Martin noted that of the 22 active portfolio companies they’ve got, four of them now are valued at over $1 billion, and another of them is quickly heading in that direction, and all the other companies are doing extremely well. “If you start off with a fundamentally large problem, and you test it internally, you're usually going to find a big market opportunity that these technology companies are going after. And you've usually found the best one, if you've field-tested it.”

“If we don't have it, and we can't find it, then at the very last resort, we'll build it,” Martin said.  “We have 120 or so very talented people who come from places like Amazon and Microsoft and various technology organizations. In addition to the operational role that they have in building the websites and apps, they also build new technologies for the purposes of spinning them out as a new companies.” They have done that twice before with a spin-out called Xealth, and they sold a product called Circle to a company called Wildflower.

Healthcare Innovation recently interviewed Xealth CEO Mike McSherry. After serving as an entrepreneur in residence at Providence, he led the spin-out of Xealth, a company that allows clinicians to prescribe digital health assets to patients and track their usage. He discussed how some of the largest integrated health systems in the country became both customers and investors.
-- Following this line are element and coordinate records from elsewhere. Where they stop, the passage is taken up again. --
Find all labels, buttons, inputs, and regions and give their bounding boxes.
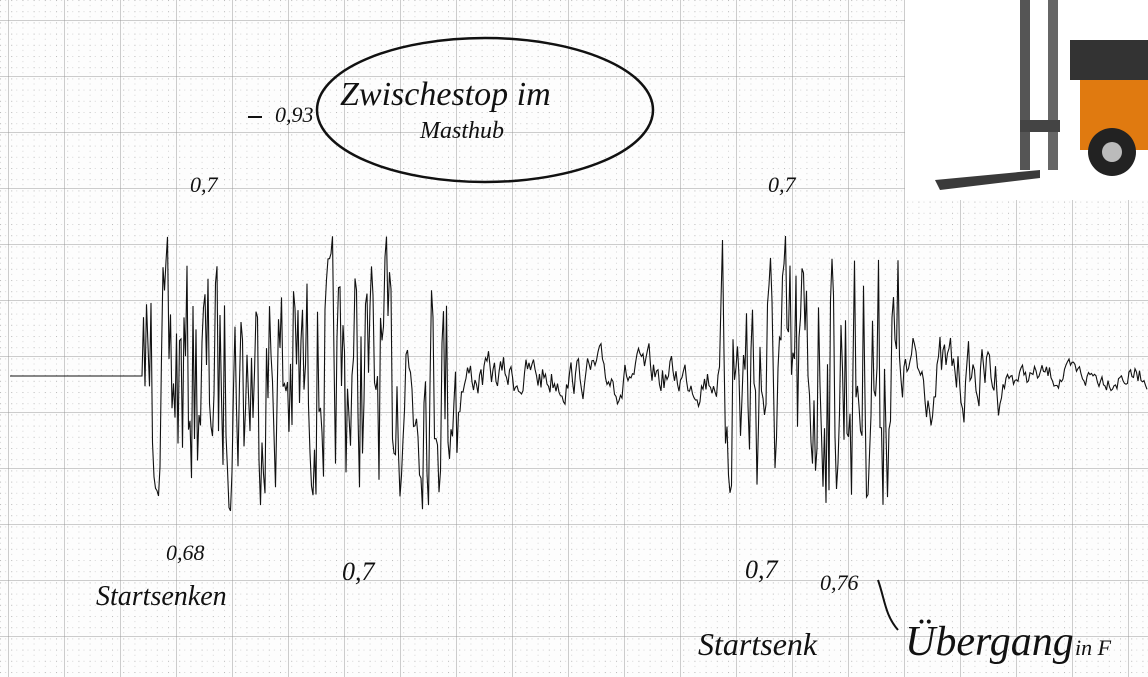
annotation-label: in F <box>1075 635 1112 660</box>
circle-note: Zwischestop im <box>340 76 551 113</box>
trough-label: 0,68 <box>166 540 205 565</box>
peak-label: 0,93 <box>275 102 314 127</box>
page: Zwischestop im Masthub 0,93 0,7 0,7 0,68… <box>0 0 1148 677</box>
forklift-photo <box>905 0 1148 200</box>
annotation-label: Übergang <box>905 619 1074 665</box>
trough-label: 0,76 <box>820 570 859 595</box>
circle-note: Masthub <box>419 118 504 144</box>
peak-label: 0,7 <box>768 172 797 197</box>
annotation-label: Startsenken <box>96 581 227 612</box>
trough-label: 0,7 <box>745 555 779 584</box>
annotation-label: Startsenk <box>698 626 818 662</box>
recorder-scan: Zwischestop im Masthub 0,93 0,7 0,7 0,68… <box>0 0 1148 677</box>
trough-label: 0,7 <box>342 557 376 586</box>
peak-label: 0,7 <box>190 172 219 197</box>
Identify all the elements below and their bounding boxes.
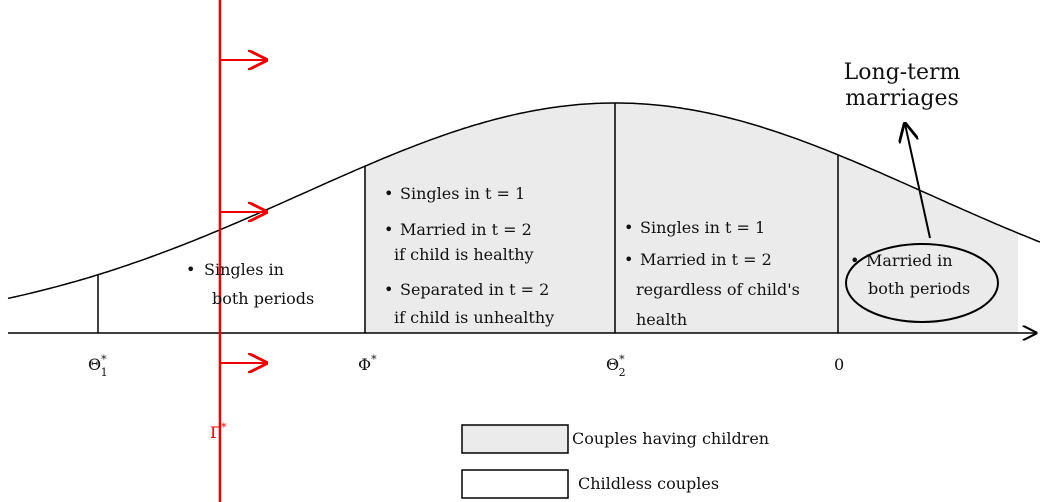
region-text: Married in t = 2 xyxy=(400,220,532,239)
region-1: • Singles in t = 1 • Married in t = 2 if… xyxy=(384,184,554,327)
region-text: regardless of child's xyxy=(636,280,800,299)
axis-label: Φ* xyxy=(358,353,377,374)
highlight-ellipse xyxy=(845,243,999,323)
bullet: • xyxy=(624,218,633,237)
annotation: Long-term xyxy=(844,60,961,85)
axis-label: Θ* 2 xyxy=(606,353,626,379)
sup: * xyxy=(221,421,227,434)
sup: * xyxy=(619,353,625,366)
sup: * xyxy=(101,353,107,366)
bullet: • xyxy=(384,220,393,239)
legend-swatch xyxy=(461,469,569,499)
axis-label: 0 xyxy=(834,355,844,374)
region-text: Separated in t = 2 xyxy=(400,280,549,299)
region-2: • Singles in t = 1 • Married in t = 2 re… xyxy=(624,218,800,329)
threshold-arrows xyxy=(220,60,266,363)
legend-swatch xyxy=(461,424,569,454)
threshold-label: Γ* xyxy=(210,421,227,442)
legend-label: Couples having children xyxy=(572,429,769,448)
annotation-arrow xyxy=(905,124,931,239)
dividers xyxy=(97,103,839,333)
symbol: Φ xyxy=(358,355,371,374)
bullet: • xyxy=(186,260,195,279)
symbol: Γ xyxy=(210,423,221,442)
region-text: Married in xyxy=(866,251,953,270)
region-text: health xyxy=(636,310,687,329)
sub: 2 xyxy=(619,366,626,379)
bullet: • xyxy=(850,251,859,270)
region-text: Singles in xyxy=(204,260,284,279)
region-0: • Singles in both periods xyxy=(186,260,314,308)
region-text: Singles in t = 1 xyxy=(640,218,765,237)
axis-label: Θ* 1 xyxy=(88,353,108,379)
shaded-area xyxy=(365,103,1018,333)
region-text: if child is healthy xyxy=(394,245,534,264)
region-3: • Married in both periods xyxy=(850,251,970,298)
region-text: Singles in t = 1 xyxy=(400,184,525,203)
legend-label: Childless couples xyxy=(578,474,719,493)
region-text: if child is unhealthy xyxy=(394,308,554,327)
bullet: • xyxy=(624,250,633,269)
sub: 1 xyxy=(101,366,108,379)
symbol: Θ xyxy=(606,355,619,374)
region-text: both periods xyxy=(212,289,314,308)
density-curve xyxy=(7,102,1040,300)
sup: * xyxy=(371,353,377,366)
region-text: Married in t = 2 xyxy=(640,250,772,269)
symbol: Θ xyxy=(88,355,101,374)
annotation: marriages xyxy=(845,86,959,111)
bullet: • xyxy=(384,280,393,299)
bullet: • xyxy=(384,184,393,203)
region-text: both periods xyxy=(868,279,970,298)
“As we speak, we're working on our third spin-out called DexCare, which is an e-commerce platform for healthcare,” Martin said. “We've proven out the model, but the key thing is not to build technology just because you can. The reason we always try to find best of breed first is it's incredibly hard to catch up once somebody's got market momentum,” he explained, “especially in healthcare because the sales cycles are so long and brutal.”

When they build something to spin out, they go through a set of what Martin called “gates.” First, they create the product and make sure that it delivers value. Second, they go sell it to another health system. “That is a good test that we aren’t just falling in love with our own cooking, and that somebody other than us has the same problem, right?” he said. If it passes that gate, they hire a management team. “If you can get an experienced management team interested, there's probably something there. They're signing up for a five- to seven-year commitment, at a minimum. And so that's a big chunk out of somebody life and they have to be really excited about the opportunity,” he said. “Then last but not least, even though Providence Ventures does fund companies and does lead investments in companies, we typically look for an external lead to set a price on the value of the equity and to make sure that we're not putting a price on something we created ourselves.”